Since there was no case pending against appellant, no record of evidence adduced against him, and no possibility of retrial on either charge, there was no basis upon which a sentence could be entered. Accordingly, I would reverse the judgment entered below and remand with direction to enter a directed verdict of acquittal. Burks v. *788United States, supra at 18; accord State v. Bryant, 182 Ga. App. 698 (356 SE2d 656) (1987); compare Hunter v. State, 257 Ga. 571, 574 (4) (361 SE2d 787) (1987).
Decided July 16, 1991
Reconsideration denied July 31, 1991
Underwood & Mathis, Billy C. Mathis, Jr., for appellant..
Britt R. Priddy, District Attorney, for appellee.
I am authorized to state that Presiding Judge Banke joins in this dissent.

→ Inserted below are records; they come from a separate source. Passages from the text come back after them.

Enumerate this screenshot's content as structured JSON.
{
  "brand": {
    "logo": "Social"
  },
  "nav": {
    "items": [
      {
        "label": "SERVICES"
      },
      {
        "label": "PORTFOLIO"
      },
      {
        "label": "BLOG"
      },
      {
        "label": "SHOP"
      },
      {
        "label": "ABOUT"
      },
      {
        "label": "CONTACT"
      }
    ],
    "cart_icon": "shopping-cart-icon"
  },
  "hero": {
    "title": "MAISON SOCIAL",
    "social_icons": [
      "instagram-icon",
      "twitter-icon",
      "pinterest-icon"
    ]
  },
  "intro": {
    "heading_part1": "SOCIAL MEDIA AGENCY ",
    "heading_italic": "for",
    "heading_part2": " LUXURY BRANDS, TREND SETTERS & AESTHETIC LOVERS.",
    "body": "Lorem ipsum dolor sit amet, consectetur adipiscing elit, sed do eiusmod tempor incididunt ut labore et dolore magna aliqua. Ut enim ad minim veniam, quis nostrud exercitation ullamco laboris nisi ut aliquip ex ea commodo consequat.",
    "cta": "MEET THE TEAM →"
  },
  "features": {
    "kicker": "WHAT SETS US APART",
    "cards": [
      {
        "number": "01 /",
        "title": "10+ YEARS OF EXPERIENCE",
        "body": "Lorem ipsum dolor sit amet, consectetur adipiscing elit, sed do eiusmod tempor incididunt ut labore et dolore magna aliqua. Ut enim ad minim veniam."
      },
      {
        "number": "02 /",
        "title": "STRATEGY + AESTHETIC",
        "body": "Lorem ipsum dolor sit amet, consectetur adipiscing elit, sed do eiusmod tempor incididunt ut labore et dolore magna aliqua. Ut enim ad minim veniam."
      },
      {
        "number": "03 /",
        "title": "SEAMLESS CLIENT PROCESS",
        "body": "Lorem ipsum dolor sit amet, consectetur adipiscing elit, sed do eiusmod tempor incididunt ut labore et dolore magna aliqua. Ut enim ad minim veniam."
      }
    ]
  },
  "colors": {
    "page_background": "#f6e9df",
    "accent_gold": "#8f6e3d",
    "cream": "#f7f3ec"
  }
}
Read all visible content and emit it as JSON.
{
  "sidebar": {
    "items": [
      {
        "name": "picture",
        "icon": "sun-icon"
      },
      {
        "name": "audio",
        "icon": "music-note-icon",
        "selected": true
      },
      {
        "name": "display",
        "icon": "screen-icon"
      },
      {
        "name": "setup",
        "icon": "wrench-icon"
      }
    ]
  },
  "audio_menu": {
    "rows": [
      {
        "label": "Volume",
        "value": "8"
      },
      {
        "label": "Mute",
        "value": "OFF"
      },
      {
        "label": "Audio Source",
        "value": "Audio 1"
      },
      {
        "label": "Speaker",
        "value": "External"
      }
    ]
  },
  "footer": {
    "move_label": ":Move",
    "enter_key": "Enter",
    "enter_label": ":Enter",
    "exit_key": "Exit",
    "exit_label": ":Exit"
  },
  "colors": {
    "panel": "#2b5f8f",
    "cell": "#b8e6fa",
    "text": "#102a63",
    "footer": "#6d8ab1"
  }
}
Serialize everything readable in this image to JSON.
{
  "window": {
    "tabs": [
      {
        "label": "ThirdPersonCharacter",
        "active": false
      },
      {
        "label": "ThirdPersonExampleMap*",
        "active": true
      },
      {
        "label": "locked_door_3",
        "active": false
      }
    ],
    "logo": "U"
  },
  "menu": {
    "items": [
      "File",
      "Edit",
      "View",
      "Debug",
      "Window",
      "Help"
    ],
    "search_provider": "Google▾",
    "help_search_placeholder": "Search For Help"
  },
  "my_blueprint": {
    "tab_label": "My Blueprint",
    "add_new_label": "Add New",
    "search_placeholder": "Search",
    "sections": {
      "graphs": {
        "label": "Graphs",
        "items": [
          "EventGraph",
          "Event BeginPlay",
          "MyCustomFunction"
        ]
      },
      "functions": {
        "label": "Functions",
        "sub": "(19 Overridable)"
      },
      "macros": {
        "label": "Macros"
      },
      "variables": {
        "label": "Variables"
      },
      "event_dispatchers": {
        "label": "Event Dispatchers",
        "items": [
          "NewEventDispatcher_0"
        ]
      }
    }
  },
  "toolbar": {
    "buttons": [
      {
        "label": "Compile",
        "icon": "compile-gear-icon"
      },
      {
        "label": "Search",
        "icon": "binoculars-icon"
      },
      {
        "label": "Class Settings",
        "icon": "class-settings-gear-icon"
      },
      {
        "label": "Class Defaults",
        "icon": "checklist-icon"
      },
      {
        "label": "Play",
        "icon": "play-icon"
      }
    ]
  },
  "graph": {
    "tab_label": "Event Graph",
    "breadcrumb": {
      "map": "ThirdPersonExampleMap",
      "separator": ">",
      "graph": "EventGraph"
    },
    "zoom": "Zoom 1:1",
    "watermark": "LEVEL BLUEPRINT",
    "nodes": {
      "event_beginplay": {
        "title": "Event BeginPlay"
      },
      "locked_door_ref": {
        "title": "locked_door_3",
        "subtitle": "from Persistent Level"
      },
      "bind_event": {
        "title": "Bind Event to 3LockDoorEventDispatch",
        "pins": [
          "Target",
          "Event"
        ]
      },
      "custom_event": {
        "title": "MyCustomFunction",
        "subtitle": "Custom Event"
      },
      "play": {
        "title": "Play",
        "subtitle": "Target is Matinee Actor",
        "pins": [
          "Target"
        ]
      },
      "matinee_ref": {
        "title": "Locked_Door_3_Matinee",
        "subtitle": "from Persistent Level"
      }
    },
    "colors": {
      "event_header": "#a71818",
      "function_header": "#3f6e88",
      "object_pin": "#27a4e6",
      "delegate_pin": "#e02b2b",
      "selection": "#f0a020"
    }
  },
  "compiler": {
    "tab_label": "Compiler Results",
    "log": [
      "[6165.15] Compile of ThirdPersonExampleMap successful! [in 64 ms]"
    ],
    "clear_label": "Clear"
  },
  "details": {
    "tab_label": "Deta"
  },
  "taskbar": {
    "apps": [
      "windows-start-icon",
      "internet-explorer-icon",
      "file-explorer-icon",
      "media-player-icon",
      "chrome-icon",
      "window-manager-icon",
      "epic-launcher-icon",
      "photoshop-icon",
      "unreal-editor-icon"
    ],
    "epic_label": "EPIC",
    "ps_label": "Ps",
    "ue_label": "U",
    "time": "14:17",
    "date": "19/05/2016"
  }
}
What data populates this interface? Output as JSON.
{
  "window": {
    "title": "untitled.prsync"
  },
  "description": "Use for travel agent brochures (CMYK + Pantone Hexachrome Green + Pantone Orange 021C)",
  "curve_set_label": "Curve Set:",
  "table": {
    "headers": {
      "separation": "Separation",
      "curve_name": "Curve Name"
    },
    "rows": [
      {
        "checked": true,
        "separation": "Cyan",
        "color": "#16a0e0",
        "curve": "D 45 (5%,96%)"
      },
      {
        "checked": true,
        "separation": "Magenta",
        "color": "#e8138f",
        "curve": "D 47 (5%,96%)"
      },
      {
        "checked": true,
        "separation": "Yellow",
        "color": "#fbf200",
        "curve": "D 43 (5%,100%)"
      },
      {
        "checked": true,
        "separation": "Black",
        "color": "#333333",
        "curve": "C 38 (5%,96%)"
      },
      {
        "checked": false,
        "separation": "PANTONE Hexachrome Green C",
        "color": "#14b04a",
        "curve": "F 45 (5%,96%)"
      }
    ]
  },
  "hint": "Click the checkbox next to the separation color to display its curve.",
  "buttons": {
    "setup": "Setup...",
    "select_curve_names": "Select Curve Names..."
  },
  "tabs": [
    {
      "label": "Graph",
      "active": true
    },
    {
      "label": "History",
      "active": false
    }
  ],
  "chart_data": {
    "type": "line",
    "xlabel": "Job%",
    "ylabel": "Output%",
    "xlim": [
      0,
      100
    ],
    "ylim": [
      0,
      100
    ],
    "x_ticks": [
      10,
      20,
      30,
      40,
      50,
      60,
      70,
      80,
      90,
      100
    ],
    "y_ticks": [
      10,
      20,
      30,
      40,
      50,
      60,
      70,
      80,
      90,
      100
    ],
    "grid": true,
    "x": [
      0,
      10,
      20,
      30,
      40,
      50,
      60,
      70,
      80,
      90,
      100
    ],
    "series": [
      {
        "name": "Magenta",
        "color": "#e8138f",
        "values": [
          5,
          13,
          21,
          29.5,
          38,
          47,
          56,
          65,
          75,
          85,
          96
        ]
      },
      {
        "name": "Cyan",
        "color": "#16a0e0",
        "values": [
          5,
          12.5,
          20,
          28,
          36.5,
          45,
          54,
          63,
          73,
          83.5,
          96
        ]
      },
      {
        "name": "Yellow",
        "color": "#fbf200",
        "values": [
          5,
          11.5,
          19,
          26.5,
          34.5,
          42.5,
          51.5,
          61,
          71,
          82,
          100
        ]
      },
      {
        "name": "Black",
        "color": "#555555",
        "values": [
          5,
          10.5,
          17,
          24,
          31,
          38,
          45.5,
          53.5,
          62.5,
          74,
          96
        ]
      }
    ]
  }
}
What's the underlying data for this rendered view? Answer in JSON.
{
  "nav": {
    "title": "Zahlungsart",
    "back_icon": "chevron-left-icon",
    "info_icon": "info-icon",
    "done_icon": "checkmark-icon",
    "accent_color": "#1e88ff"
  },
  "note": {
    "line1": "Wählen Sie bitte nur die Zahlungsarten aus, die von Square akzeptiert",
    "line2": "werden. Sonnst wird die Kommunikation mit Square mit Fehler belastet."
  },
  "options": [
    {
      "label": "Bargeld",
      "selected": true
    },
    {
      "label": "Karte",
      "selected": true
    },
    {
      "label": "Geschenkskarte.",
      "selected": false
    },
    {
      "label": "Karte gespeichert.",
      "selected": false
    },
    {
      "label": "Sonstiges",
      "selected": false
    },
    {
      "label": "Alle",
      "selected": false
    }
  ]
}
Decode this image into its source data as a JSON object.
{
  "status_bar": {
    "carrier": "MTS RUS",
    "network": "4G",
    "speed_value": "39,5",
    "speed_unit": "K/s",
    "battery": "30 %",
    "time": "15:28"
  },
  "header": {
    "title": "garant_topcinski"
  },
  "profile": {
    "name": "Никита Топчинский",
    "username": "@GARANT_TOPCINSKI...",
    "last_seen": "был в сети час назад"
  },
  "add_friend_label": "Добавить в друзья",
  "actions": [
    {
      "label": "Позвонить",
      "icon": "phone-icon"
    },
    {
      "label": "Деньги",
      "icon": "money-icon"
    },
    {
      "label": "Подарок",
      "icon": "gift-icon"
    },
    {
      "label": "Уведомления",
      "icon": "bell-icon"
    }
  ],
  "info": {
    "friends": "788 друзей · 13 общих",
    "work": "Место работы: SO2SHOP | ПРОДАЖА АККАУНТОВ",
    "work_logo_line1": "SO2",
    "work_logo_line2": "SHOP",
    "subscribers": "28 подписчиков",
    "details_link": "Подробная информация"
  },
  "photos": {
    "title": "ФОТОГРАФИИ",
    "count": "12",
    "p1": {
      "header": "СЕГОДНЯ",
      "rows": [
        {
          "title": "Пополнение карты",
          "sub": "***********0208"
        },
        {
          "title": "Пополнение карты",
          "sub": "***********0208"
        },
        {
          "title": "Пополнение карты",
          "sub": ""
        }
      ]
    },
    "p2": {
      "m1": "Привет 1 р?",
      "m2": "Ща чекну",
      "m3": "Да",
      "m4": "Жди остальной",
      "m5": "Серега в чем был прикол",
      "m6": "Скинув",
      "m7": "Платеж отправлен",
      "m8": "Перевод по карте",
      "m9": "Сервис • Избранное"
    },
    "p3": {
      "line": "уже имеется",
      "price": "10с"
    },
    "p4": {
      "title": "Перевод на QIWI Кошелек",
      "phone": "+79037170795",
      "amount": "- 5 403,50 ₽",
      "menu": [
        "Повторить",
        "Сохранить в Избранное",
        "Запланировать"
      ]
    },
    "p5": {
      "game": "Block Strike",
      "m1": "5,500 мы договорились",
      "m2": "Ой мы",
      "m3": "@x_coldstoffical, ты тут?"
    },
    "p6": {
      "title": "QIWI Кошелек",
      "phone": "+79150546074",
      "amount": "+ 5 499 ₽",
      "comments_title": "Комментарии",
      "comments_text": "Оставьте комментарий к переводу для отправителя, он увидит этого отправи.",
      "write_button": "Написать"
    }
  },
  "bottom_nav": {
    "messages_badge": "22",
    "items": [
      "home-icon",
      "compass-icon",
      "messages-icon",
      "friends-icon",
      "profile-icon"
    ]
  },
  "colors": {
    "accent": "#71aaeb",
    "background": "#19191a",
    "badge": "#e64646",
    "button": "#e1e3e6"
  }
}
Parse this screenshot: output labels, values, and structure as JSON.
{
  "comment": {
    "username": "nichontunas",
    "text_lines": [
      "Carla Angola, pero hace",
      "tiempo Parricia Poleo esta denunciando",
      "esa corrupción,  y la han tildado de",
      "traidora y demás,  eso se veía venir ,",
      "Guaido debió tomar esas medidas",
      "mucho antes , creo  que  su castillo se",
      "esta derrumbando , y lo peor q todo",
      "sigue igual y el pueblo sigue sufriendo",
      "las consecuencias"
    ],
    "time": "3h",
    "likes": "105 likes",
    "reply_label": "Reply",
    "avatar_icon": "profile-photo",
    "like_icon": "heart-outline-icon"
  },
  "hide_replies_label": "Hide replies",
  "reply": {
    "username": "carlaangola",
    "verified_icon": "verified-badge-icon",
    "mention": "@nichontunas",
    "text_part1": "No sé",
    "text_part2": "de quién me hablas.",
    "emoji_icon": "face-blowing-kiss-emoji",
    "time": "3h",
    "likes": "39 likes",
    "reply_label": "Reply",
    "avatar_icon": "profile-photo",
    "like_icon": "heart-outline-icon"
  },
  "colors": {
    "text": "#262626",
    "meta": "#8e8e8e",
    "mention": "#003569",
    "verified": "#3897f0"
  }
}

 In its brief before this court, the State urges us to vacate the order granting a new trial. The State cannot seek such a remedy on appeal because the double jeopardy clause precludes an appeal by the State from a lower court ruling based on insufficiency of the evidence even if the ruling was erroneous. State v. Williams, 246 Ga. 788-789 (1) (272 SE2d 725) (1980); State v. Bryant, 182 Ga. App. 698 (356 SE2d 656) (1987). “Since the trial court ruled that the [S]tate failed to prove its case as charged and tried, [the State] cannot now [challenge that ruling] and subject [appellant] to a new trial on the merits.” Bryant, supra at 699.